UNITED NATIONS (Reuters) - United Nations Secretary-General Ban Ki-moon has ordered an audit of all dealings the organization had with two entities that are the subjects of a U.S. bribery probe, a U.N. spokesman said on Thursday.
Ban asked the Office of Internal Oversight Services to audit all of the U.N.’s interactions with the Global Sustainability Foundation and the Sun Kian Ip Group, as well as the use of any funds received from them, spokesman Stephane Dujarric said.
Speaking to reporters at U.N. headquarters, Dujarric said Ban was “committed to ensuring that funds received from such private entities were handled properly, according to relevant U.N. rules and regulations.”
There “will be no tolerance for any corruption at the United Nations or in the name of the United Nations,” he added.
In a complaint filed in federal court in New York on Tuesday, U.S. prosecutors said more than $1.3 million in bribes were received from Chinese businessmen, including billionaire Macau real estate developer Ng Lap Seng.
John Ashe, a former U.N. ambassador from Antigua and Barbuda who was president of the U.N. General Assembly from 2013 to 2014, was one of six people charged and arrested.
Prosecutors said some of the bribes were arranged through Sheri Yan, chief executive officer of a New York-based organization, and Heidi Park, its finance director, who were also arrested.
The organization was not named, but the Global Sustainability Foundation website lists Yan and Park as holding those positions.

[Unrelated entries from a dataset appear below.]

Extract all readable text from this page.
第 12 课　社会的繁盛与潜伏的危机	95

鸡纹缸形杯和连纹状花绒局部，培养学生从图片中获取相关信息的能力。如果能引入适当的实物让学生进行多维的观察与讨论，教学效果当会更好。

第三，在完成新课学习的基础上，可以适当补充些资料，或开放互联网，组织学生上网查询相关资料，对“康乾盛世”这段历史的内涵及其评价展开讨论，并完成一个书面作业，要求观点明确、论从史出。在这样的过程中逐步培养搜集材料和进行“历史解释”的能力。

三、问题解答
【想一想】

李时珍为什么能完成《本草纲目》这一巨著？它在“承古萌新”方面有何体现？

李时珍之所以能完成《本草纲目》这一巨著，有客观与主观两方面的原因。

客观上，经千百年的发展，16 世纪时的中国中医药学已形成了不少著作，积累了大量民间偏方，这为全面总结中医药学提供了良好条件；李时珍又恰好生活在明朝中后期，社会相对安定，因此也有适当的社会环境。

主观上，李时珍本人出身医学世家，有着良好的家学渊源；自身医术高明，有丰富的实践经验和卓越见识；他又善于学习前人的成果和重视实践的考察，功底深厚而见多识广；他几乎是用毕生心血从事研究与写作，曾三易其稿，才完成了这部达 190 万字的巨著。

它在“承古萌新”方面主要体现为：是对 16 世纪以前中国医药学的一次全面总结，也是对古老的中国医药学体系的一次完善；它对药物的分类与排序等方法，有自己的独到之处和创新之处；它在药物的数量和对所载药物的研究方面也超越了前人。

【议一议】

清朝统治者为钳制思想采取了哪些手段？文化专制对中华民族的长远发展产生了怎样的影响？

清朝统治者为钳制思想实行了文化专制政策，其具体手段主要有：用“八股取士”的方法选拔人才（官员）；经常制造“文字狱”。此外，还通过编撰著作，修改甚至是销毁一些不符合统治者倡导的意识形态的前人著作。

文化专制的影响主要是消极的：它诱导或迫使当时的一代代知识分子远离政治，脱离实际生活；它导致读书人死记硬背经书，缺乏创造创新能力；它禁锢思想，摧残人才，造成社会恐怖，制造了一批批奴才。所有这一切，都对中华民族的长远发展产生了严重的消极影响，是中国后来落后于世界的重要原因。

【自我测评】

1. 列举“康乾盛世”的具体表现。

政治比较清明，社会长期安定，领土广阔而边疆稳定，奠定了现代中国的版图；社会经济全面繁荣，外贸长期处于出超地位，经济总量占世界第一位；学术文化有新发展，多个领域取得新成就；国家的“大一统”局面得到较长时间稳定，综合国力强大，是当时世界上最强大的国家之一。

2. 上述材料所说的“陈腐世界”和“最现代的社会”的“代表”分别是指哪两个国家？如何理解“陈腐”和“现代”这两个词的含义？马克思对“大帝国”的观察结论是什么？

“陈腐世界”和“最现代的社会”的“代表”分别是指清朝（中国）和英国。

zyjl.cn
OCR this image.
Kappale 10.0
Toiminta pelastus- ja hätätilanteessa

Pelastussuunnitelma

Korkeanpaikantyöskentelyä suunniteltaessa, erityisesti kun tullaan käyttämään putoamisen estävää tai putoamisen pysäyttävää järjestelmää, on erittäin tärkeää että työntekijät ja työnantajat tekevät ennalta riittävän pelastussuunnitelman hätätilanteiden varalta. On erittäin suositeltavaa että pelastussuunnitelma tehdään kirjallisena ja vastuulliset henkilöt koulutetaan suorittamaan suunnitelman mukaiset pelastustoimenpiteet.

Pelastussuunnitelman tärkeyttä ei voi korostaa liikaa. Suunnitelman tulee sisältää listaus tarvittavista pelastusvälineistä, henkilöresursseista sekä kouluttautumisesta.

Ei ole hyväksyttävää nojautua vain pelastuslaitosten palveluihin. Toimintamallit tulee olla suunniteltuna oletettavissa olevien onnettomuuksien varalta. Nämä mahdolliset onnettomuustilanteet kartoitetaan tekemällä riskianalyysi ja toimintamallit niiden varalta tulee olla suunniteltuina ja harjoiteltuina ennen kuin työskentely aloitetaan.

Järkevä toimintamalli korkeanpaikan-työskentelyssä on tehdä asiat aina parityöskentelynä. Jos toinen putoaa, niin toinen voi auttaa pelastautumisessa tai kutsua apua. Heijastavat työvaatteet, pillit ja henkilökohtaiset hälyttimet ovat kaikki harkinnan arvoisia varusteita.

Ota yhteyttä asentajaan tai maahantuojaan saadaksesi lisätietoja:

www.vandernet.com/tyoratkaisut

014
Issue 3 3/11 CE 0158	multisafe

Ng, also known as David Ng, heads Macau-based Sun Kian Ip Group. Its foundation arm lists several diplomats, including Ashe and Francis Lorenzo, a deputy U.N. ambassador from the Dominican Republic, as holding leadership positions.
Dujarric said the Sun Kian Ip Group Foundation gave $1.5 million to the U.N. Fund for South-South Cooperation in May. He said an internal examination showed no irregularities with that money.
“All disbursed funds were tracked and accounted for, and there is no evidence that any funds received ... were misdirected or misappropriated,” he said.
Regarding the allegations against Ashe, Dujarric noted that all funds in accounts of the president of the General Assembly are subject to U.N. rules and regulations and can be audited, even though that post is not on the U.N. payroll and the persons who hold it are working on behalf of their own governments.
He said that what Ashe and others are accused of doing appeared to be “outside of the realm” of the U.N. financial system. Dujarric added that the U.N. has not been contacted by the U.S. attorneys so far.
The world body has pledged to cooperate with U.S. authorities if contacted by them.
Ng’s lawyer, Alex Spiro, had no immediate comment, but has said previously his client committed no crime. Ashe’s lawyer, Robert Van Lierop, has said his client plans to fight the U.S. charges.
“Ambassador Lorenzo welcomes all audits, as transparency is the best policy for those affiliated with dealings in, and for, the United Nations,” Brian Bieber, Lorenzo’s lawyer, said.
Lawyers for the other defendants did not respond to requests for comment.
The foundations have not have commented despite requests for reaction to the allegations and attempts to reach them on Thursday were unsuccessful.